"... and a new mechanism specifically designed to replace them that doesn't."
Firstly, I'm assuming that statement is based on the opening paragraph from
"perlsub: Persistent Private Variables":
"There are two ways to build persistent private variables in Perl 5.10. First, you can simply use the state feature. Or, you can use closures, if you want to stay compatible with releases older than 5.10."
My interpretation of that, is that you can replace
{
my $closure;
sub x1 { $closure = shift if @_; $closure }
}
with the more succinct
sub x1 { state $closure; $closure = shift if @_; $closure }
[And similarly for: local our $closure;]
state variables are lexically scoped.
If you declare two state variables (with the same name) in different scopes, e.g.
sub x1 { state $closure ... }
sub x2 { state $closure ... }
they will remain different variables: changing one has no effect on the other.
The form you presented with "sub x1{ our $closure = ..."
loses the benefits of lexical scoping.
$closure is now just aliasing a package variable accessible globally.

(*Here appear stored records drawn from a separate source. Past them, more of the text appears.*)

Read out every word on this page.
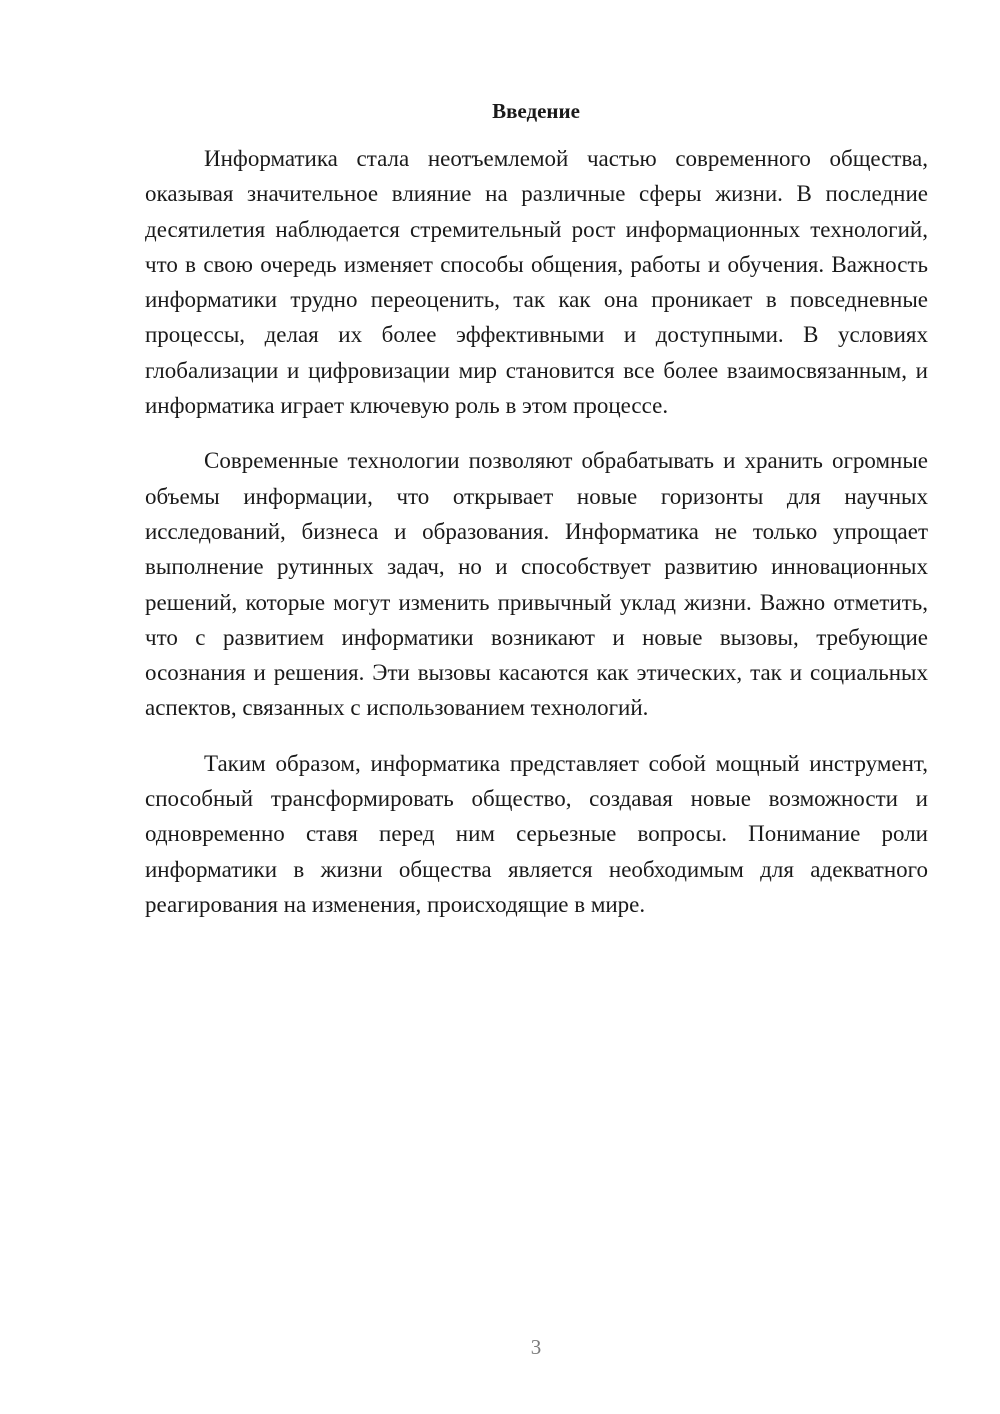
Введение

Информатика стала неотъемлемой частью современного общества, оказывая значительное влияние на различные сферы жизни. В последние десятилетия наблюдается стремительный рост информационных технологий, что в свою очередь изменяет способы общения, работы и обучения. Важность информатики трудно переоценить, так как она проникает в повседневные процессы, делая их более эффективными и доступными. В условиях глобализации и цифровизации мир становится все более взаимосвязанным, и информатика играет ключевую роль в этом процессе.

Современные технологии позволяют обрабатывать и хранить огромные объемы информации, что открывает новые горизонты для научных исследований, бизнеса и образования. Информатика не только упрощает выполнение рутинных задач, но и способствует развитию инновационных решений, которые могут изменить привычный уклад жизни. Важно отметить, что с развитием информатики возникают и новые вызовы, требующие осознания и решения. Эти вызовы касаются как этических, так и социальных аспектов, связанных с использованием технологий.

Таким образом, информатика представляет собой мощный инструмент, способный трансформировать общество, создавая новые возможности и одновременно ставя перед ним серьезные вопросы. Понимание роли информатики в жизни общества является необходимым для адекватного реагирования на изменения, происходящие в мире.

3
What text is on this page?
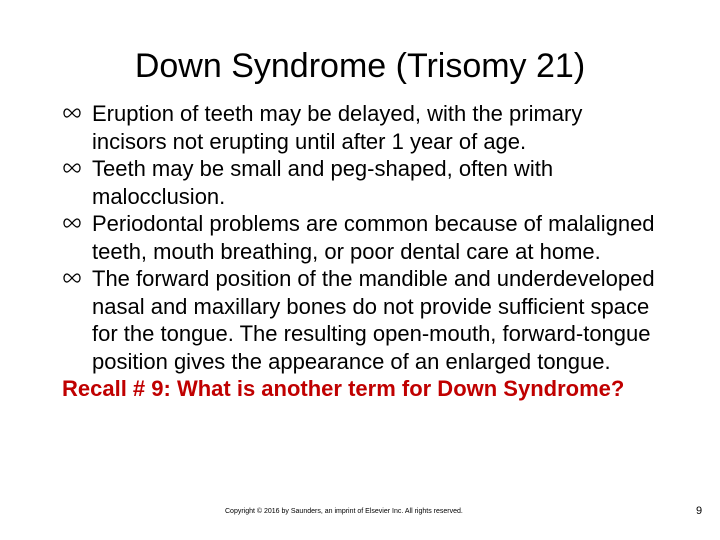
Down Syndrome (Trisomy 21)
Eruption of teeth may be delayed, with the primary incisors not erupting until after 1 year of age.
Teeth may be small and peg-shaped, often with malocclusion.
Periodontal problems are common because of malaligned teeth, mouth breathing, or poor dental care at home.
The forward position of the mandible and underdeveloped nasal and maxillary bones do not provide sufficient space for the tongue. The resulting open-mouth, forward-tongue position gives the appearance of an enlarged tongue.
Recall # 9: What is another term for Down Syndrome?
Copyright © 2016 by Saunders, an imprint of Elsevier Inc. All rights reserved.	9
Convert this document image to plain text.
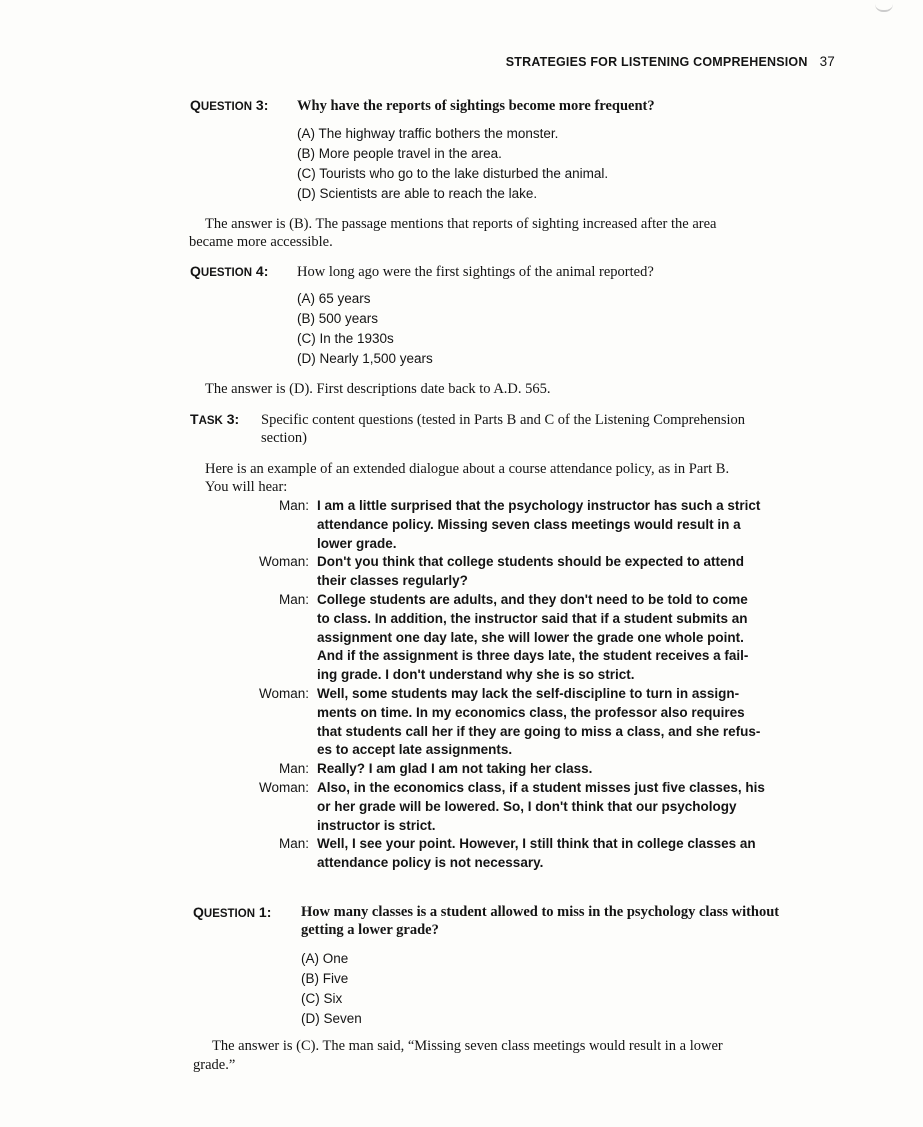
STRATEGIES FOR LISTENING COMPREHENSION 37
QUESTION 3: Why have the reports of sightings become more frequent?
(A) The highway traffic bothers the monster.
(B) More people travel in the area.
(C) Tourists who go to the lake disturbed the animal.
(D) Scientists are able to reach the lake.
The answer is (B). The passage mentions that reports of sighting increased after the area
became more accessible.
QUESTION 4: How long ago were the first sightings of the animal reported?
(A) 65 years
(B) 500 years
(C) In the 1930s
(D) Nearly 1,500 years
The answer is (D). First descriptions date back to A.D. 565.
TASK 3: Specific content questions (tested in Parts B and C of the Listening Comprehension
section)
Here is an example of an extended dialogue about a course attendance policy, as in Part B.
You will hear:
Man: I am a little surprised that the psychology instructor has such a strict
attendance policy. Missing seven class meetings would result in a
lower grade.
Woman: Don't you think that college students should be expected to attend
their classes regularly?
Man: College students are adults, and they don't need to be told to come
to class. In addition, the instructor said that if a student submits an
assignment one day late, she will lower the grade one whole point.
And if the assignment is three days late, the student receives a fail-
ing grade. I don't understand why she is so strict.
Woman: Well, some students may lack the self-discipline to turn in assign-
ments on time. In my economics class, the professor also requires
that students call her if they are going to miss a class, and she refus-
es to accept late assignments.
Man: Really? I am glad I am not taking her class.
Woman: Also, in the economics class, if a student misses just five classes, his
or her grade will be lowered. So, I don't think that our psychology
instructor is strict.
Man: Well, I see your point. However, I still think that in college classes an
attendance policy is not necessary.
QUESTION 1: How many classes is a student allowed to miss in the psychology class without
getting a lower grade?
(A) One
(B) Five
(C) Six
(D) Seven
The answer is (C). The man said, “Missing seven class meetings would result in a lower
grade.”
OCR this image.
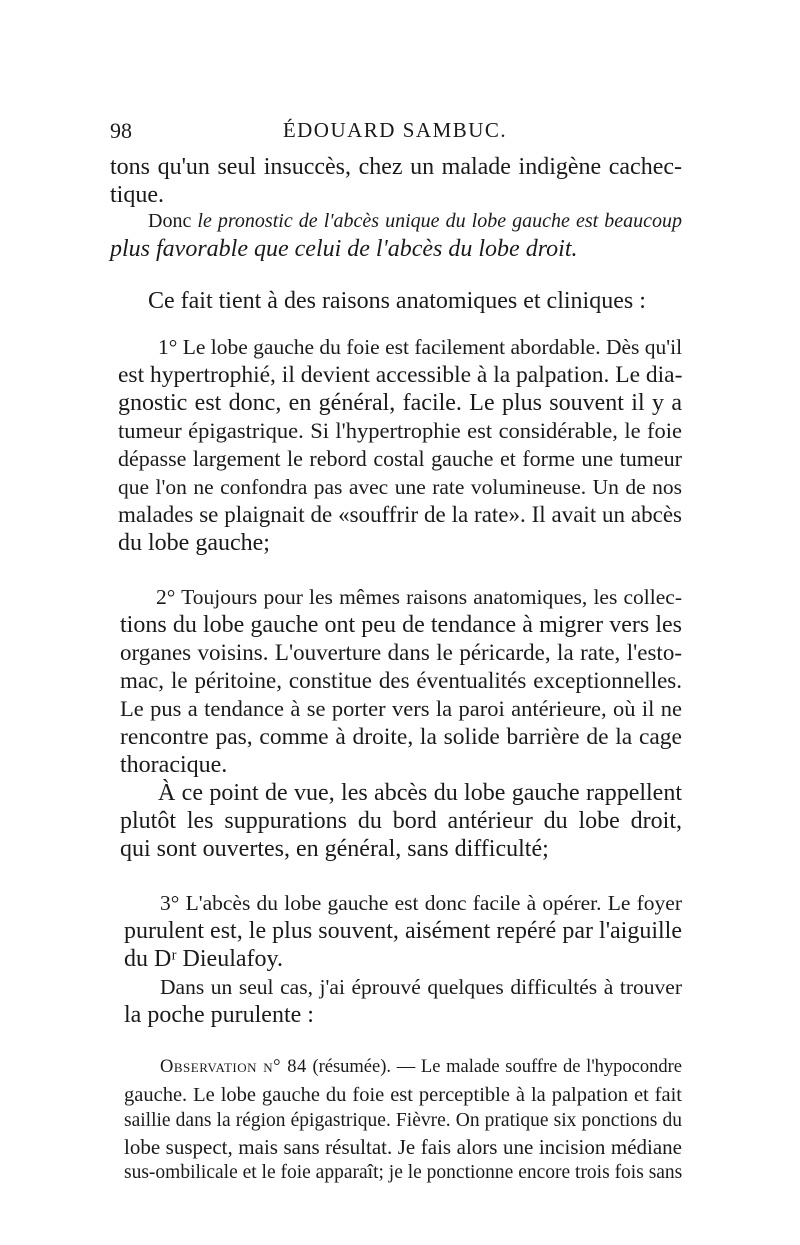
98	ÉDOUARD SAMBUC.
tons qu'un seul insuccès, chez un malade indigène cachec-
tique.
Donc le pronostic de l'abcès unique du lobe gauche est beaucoup
plus favorable que celui de l'abcès du lobe droit.
Ce fait tient à des raisons anatomiques et cliniques :
1° Le lobe gauche du foie est facilement abordable. Dès qu'il
est hypertrophié, il devient accessible à la palpation. Le dia-
gnostic est donc, en général, facile. Le plus souvent il y a
tumeur épigastrique. Si l'hypertrophie est considérable, le foie
dépasse largement le rebord costal gauche et forme une tumeur
que l'on ne confondra pas avec une rate volumineuse. Un de nos
malades se plaignait de «souffrir de la rate». Il avait un abcès
du lobe gauche;
2° Toujours pour les mêmes raisons anatomiques, les collec-
tions du lobe gauche ont peu de tendance à migrer vers les
organes voisins. L'ouverture dans le péricarde, la rate, l'esto-
mac, le péritoine, constitue des éventualités exceptionnelles.
Le pus a tendance à se porter vers la paroi antérieure, où il ne
rencontre pas, comme à droite, la solide barrière de la cage
thoracique.
À ce point de vue, les abcès du lobe gauche rappellent
plutôt les suppurations du bord antérieur du lobe droit,
qui sont ouvertes, en général, sans difficulté;
3° L'abcès du lobe gauche est donc facile à opérer. Le foyer
purulent est, le plus souvent, aisément repéré par l'aiguille
du Dʳ Dieulafoy.
Dans un seul cas, j'ai éprouvé quelques difficultés à trouver
la poche purulente :
Observation n° 84 (résumée). — Le malade souffre de l'hypocondre
gauche. Le lobe gauche du foie est perceptible à la palpation et fait
saillie dans la région épigastrique. Fièvre. On pratique six ponctions du
lobe suspect, mais sans résultat. Je fais alors une incision médiane
sus-ombilicale et le foie apparaît; je le ponctionne encore trois fois sans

A quick and dirty example:
$ perl -le 'sub x { our $c = shift if @_; $c } $::c = 1; print for x()
+, x(2)'
1
2
In closing, my assumption (stated initially) may be wrong; in which case,
I'd be interested in the "specifically designed" part you mentioned.
I do use state for purposes other than closures:
typically, once-off initialization of variables used in a single subroutine
(but that's, perhaps, getting a bit off-topic).